Kristina Shull is Assistant Professor of History at UNC Charlotte, specializing in race, empire, immigration enforcement, and climate migration in the modern US and World. Her forthcoming book from UNC Press, Detention Empire, explores the rise of migrant detention in the United States since the 1980s. She directs the digital history project Climate Refugees Stories and has been named a Soros Justice Fellow and National Geographic Explorer for her work in migration storytelling. Read and listen to Climate Refugees Stories here.
Bruce Holsinger is Linden Kent Memorial Professor of English at the University of Virginia, editor of New Literary History, and a fiction writer. His newest novel, The Displacements (forthcoming summer 2022), imagines a near future of mass climate migration in the United States and North America. He is also the author of A Burnable Book (2014), The Invention of Fire (2015) and The Gifted School (2019). His fiction has won the Colorado Book Award and the John Hurt Fisher Prize, and he is the recipient of a Guggenheim Fellowship.

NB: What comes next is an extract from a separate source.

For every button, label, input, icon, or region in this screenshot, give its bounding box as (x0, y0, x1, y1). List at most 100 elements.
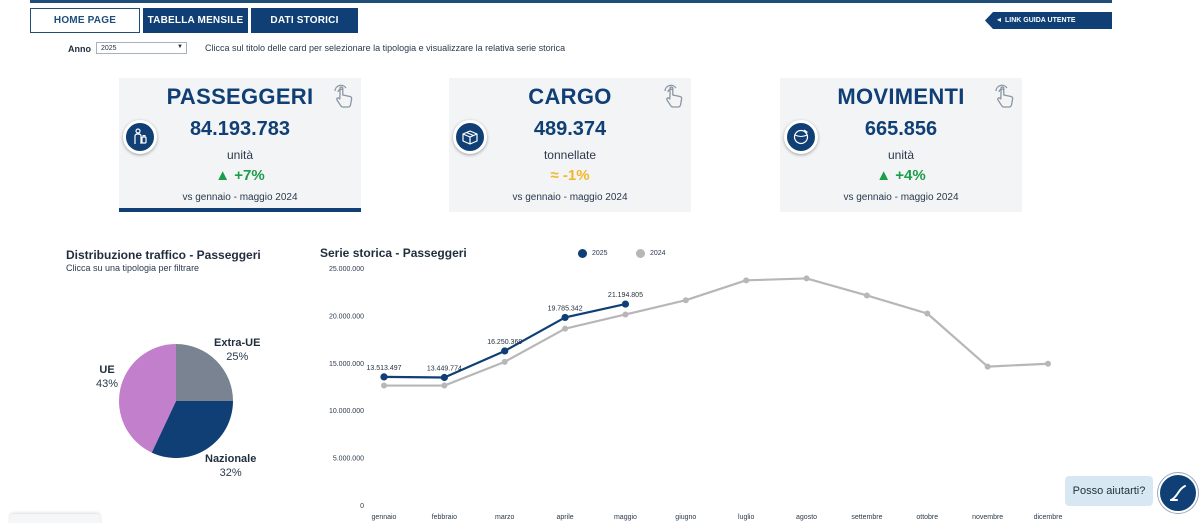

April 29, 2-3pm -- Genders for the Anthropocene
Oliver Baez Bendorf works with language to imagine new possibilities for gender and nature. He is the author of two collections of poems, Advantages of Being Evergreen (CSU Poetry Center, 2019) and The Spectral Wilderness (Kent State U., 2015). He has received poetry fellowships from the National Endowment for the Arts, Vermont Studio Center, and the Wisconsin Institute for Creative Writing. His poems have appeared in American Poetry Review, BOMB, The Nation, Orion, and elsewhere, and anthologized in Troubling the Line: Trans and Genderqueer Poetry and Poetics. He founded and directs Spellworks, and teaches in the low-residency MFA Program for Writers at Warren Wilson College. Born and raised in the Midwest, he now lives on Coast Salish land also known as Olympia, Washington.
Sarah Ensor is Assistant Professor of English at the University of Wisconsin-Madison, where she is also a faculty associate in the Center for Culture, History, and Environment at the Nelson Institute for Environmental Studies. She is currently completing her first book, tentatively titled Terminal Regions: Queer Environmental Ethics in the Absence of Futurity. With Susan Scott Parrish, she is co-editor of the forthcoming Cambridge Companion to American Literature and the Environment. Before arriving in Madison, she was Assistant Professor of English at Portland State University and at the University of Michigan.
Nicole Seymour works at the intersection of environmental studies and queer studies. She is the author of two monographs, Strange Natures: Futurity, Empathy, and the Queer Ecological Imagination (University of Illinois Press, 2013) and Bad Environmentalism: Irony and Irreverence in the Ecological Age (University of Minnesota Press, 2018). She recently held fellowships at the Rachel Carson Center for Environment and Society in Munich and the Institute for Advanced Studies in the Humanities at the University of Edinburgh, where she completed a book manuscript on glitter for Bloomsbury’s “Object Lessons” series (forthcoming, May 2022). She is Associate Professor of English and Graduate Advisor for Environmental Studies at California State University, Fullerton.